Thanks to my medical career, I have more than a passing familiarity with a wide variety of tattoos. Although I don’t have any myself, I can appreciate the art form. I have commented to patients about the beauty of some of their tattoos.

I have, in other cases, wondered just what combination of drug, alcohol and moonlight would lead them to have that particular image placed indelibly on their epidermis for life. I could tell you stories, but most of them would be cut by the wise and prudent editorial staff of this fine paper. Suffice it to say, it’s likely that many of their mothers were saddened by the images or words my patients carried through the world, on every part of their bodies including eyelids, the inside of lips (no kidding) and even on their more delicate nether regions.

However, the more I see of tattoos, the more I begin to think about the stories, the beliefs, that result in their placement. I have seen the faces of infants, with the dates of their births and deaths beneath their blue-tinged, angel faces. I have seen the names of brothers and sisters, husbands and wives, comrades and colleagues, placed lovingly on the bodies of their survivors, who act as walking memorials for life.

Increasingly, I see entire paragraphs written on the torsos or arms of patients; I try to read them as I use my stethoscope. Rarely can I get the entire story, though I’m always curious as a lover of stories. I have seen Bible verses, crosses large and small, Buddhist emblems, pentagrams and all variety of symbology, religious and otherwise. There are dainty butterflies and flowers, dolphins on ankles, lizards on feet, stars on wrists, super heroes, wolves and any other imaginable mark. I’m fascinated by large angel or fairy wings on the backs of young women, and I’m puzzled by intricate tattoos on breasts.

I also see rage, of course. I see angry, profane words. Death’s head is a common theme, along with serpents and devils and creatures fearsome to behold, that speak terror to the viewer. I also see lewd comments and images, not fit for public consumption.

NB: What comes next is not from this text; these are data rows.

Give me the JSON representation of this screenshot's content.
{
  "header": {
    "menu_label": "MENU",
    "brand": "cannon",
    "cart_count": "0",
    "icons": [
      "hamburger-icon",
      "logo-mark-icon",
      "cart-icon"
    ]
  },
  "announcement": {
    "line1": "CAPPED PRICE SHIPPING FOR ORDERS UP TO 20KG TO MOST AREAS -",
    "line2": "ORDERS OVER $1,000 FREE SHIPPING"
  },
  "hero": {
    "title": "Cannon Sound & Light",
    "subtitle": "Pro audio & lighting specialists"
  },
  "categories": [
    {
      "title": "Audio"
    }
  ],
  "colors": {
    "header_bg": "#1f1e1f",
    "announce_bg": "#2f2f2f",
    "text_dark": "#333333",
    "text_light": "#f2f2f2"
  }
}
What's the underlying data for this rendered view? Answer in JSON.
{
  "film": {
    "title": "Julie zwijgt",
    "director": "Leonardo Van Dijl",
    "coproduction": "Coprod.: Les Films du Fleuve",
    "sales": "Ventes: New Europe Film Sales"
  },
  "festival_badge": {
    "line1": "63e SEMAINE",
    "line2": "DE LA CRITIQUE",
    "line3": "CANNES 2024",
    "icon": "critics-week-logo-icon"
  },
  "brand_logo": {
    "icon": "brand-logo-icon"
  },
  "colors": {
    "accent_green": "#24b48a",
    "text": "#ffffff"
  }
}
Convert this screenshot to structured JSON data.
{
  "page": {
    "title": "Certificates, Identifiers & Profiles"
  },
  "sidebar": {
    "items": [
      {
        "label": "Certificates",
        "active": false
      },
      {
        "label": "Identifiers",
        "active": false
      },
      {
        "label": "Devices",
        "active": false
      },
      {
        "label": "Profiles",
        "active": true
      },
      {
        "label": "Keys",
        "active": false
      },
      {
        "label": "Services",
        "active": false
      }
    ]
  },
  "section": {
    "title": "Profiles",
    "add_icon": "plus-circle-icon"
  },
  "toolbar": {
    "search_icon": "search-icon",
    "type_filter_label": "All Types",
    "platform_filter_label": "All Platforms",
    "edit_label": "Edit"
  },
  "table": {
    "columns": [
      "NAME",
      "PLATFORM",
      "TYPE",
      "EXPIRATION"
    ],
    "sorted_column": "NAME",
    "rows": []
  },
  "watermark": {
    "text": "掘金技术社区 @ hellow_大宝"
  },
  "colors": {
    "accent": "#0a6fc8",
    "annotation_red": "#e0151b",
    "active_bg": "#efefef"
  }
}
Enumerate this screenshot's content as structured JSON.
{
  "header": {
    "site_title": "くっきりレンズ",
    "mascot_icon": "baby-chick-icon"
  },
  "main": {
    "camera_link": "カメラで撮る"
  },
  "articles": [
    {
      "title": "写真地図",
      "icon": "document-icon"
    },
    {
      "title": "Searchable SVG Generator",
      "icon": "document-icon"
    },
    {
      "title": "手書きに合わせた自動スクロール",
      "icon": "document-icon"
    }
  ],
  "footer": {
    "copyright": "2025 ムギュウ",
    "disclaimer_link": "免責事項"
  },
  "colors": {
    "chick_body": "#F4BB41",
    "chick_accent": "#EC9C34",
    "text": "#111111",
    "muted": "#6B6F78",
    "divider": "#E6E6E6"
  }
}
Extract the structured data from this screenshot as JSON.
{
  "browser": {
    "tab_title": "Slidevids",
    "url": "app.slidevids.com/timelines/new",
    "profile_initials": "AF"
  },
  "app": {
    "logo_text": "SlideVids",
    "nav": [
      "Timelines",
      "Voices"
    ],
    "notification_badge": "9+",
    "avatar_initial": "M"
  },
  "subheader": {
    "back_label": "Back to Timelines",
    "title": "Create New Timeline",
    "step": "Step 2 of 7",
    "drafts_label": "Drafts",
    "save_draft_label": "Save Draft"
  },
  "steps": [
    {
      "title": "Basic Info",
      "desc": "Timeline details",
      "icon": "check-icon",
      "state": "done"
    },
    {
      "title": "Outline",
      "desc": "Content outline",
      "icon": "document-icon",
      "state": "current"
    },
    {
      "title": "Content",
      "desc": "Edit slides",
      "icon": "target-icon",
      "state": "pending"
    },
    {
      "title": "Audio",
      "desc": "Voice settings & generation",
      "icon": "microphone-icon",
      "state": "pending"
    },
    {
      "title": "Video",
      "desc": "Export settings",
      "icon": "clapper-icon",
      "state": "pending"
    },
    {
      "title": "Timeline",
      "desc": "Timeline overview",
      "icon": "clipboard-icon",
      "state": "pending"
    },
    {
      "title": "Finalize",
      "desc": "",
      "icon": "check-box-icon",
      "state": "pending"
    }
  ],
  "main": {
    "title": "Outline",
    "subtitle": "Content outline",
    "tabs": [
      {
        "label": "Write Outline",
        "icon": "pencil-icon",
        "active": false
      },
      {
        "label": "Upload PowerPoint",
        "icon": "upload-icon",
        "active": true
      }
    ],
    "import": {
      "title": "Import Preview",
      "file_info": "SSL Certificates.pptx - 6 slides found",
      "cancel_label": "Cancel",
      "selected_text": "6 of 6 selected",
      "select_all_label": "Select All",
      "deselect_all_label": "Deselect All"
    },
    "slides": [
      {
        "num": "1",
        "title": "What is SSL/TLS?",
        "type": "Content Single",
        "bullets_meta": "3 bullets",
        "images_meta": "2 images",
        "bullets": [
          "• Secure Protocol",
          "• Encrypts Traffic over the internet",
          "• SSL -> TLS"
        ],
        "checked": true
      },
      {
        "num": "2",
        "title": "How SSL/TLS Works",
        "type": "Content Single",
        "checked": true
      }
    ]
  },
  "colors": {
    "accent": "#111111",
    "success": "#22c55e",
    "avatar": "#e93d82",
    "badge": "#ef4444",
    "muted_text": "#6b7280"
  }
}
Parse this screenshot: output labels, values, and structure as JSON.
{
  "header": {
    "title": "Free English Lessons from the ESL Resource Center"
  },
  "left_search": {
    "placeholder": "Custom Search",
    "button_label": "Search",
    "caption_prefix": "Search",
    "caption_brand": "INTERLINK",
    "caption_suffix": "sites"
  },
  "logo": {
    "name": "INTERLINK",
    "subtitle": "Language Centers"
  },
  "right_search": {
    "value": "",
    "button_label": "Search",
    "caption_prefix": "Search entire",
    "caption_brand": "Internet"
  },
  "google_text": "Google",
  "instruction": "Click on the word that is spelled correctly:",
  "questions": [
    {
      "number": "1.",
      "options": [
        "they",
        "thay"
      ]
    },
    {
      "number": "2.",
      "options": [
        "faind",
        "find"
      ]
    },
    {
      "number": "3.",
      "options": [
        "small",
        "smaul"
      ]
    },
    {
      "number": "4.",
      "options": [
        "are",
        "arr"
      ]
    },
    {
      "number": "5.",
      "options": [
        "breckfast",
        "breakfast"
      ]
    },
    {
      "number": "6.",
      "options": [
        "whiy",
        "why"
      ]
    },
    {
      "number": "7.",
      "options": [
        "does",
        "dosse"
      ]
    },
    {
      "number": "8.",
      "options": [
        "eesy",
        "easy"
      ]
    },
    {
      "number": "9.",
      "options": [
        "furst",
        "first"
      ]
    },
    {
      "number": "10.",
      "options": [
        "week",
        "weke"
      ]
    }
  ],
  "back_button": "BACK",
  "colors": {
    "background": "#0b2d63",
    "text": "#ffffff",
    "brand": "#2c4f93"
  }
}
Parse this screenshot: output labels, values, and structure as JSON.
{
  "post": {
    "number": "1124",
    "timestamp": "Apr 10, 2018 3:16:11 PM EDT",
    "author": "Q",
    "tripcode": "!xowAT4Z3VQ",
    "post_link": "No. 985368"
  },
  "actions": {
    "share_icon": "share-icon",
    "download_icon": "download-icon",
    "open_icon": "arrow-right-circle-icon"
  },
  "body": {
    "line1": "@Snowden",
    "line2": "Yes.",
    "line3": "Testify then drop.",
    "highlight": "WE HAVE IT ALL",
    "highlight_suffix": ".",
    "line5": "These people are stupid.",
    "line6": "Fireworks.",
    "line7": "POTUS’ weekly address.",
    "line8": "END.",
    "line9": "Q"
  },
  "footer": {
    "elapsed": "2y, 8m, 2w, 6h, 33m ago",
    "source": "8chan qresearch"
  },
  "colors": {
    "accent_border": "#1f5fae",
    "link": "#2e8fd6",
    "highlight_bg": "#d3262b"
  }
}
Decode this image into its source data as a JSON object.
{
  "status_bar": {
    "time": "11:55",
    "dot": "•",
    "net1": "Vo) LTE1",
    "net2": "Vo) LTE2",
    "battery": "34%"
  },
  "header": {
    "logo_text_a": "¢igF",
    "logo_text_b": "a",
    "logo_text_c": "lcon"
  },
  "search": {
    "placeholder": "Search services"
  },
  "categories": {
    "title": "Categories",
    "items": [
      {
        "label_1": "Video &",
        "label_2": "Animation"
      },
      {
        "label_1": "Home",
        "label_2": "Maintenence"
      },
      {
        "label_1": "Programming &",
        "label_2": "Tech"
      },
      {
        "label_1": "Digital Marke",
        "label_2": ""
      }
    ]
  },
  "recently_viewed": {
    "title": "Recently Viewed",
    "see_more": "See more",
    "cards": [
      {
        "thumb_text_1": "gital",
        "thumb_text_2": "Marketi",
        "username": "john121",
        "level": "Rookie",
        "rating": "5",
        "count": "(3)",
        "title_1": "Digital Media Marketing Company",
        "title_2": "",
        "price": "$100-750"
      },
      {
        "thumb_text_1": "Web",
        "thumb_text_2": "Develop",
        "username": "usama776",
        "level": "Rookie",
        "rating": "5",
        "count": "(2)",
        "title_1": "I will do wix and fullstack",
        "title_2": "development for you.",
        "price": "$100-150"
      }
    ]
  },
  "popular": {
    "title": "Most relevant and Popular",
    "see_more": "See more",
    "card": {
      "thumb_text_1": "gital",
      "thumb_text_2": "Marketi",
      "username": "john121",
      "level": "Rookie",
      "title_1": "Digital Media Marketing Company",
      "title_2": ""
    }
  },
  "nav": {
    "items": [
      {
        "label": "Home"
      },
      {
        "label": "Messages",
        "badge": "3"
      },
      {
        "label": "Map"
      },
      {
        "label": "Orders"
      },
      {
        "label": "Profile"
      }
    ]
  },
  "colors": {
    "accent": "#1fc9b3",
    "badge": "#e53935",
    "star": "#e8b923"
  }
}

Why are there so many tattoos now? Some of it is clearly a statement of individuality, or a love of art, symbol and story. But those of us who wonder should remember that while a few are tattooed for shock value, many are just using their bodies to tell us stories, to share emotions. They’re wearing their pain, their loss, their hopes, their values, their dreams and fantasies.

And this: No small number are using the ink to remake themselves; to paint over the memories, struggles or perceived inadequacies that plague them, and to thereby redesign their image in a way more to their own liking.

It’s easy to condemn what we don’t understand or would never do ourselves. But maybe we should pause to consider the messages that tattoos are sending. In the process, we might love and understand our neighbors just a little better than before.

And all that ink might just make sense at last.